As the Daily Caller reported, TIGTA received a special program to check that all duplicates had been removed. Even though this has occurred, the IRS is still insisting that they perform manual deduplication, in addition to cross checking these emails with the thousands they have already given to Congressional investigators. As the Daily Caller reported:

“The Service is in the process of conducting further manual deduplication of the 6,400 forensically-recovered emails to supplement the automated deduplication conducted by TIGTA. TIGTA also is further reviewing the 6,400 emails to verify that they were not already produced to the Congressional Committees by the Service.”

But for this to happen, the IRS is insisting it complete a review of Lerner’s communications that have not yet been recovered. The agency has been unable to provide an estimate for how long this process will take.

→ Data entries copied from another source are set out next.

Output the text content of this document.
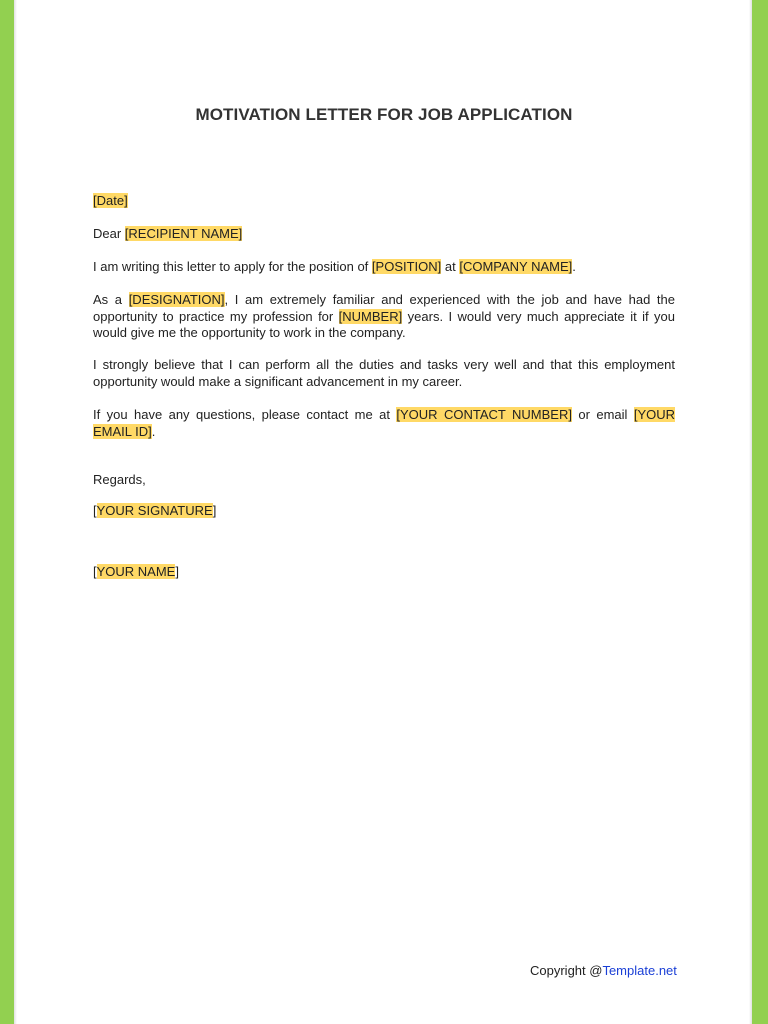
MOTIVATION LETTER FOR JOB APPLICATION

[Date]

Dear [RECIPIENT NAME]

I am writing this letter to apply for the position of [POSITION] at [COMPANY NAME].

As a [DESIGNATION], I am extremely familiar and experienced with the job and have had the opportunity to practice my profession for [NUMBER] years. I would very much appreciate it if you would give me the opportunity to work in the company.

I strongly believe that I can perform all the duties and tasks very well and that this employment opportunity would make a significant advancement in my career.

If you have any questions, please contact me at [YOUR CONTACT NUMBER] or email [YOUR EMAIL ID].

Regards,

[YOUR SIGNATURE]

[YOUR NAME]

Copyright @Template.net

The IRS’s insistence on moving forward at a snail’s pace demonstrates the agency's unwillingness to be held accountable before the American people. Unfortunately, this problem is not limited to the IRS, but stretches across the entire administration. The Justice Department continues to refuse to prosecute Lois Lerner on criminal contempt charges despite ample evidence available. Congress has requested newly appointed Attorney General Loretta Lynch consider opening the case, but it appears the administration would rather sweep this scandal under the rug than figure out what happened, and who is at fault.

It is unacceptable that the IRS, and the administration as a whole continues to play dumb when “cooperating” with ongoing investigations. Nearly three years on, the American people deserve to know the truth behind the systematic targeting of conservative groups.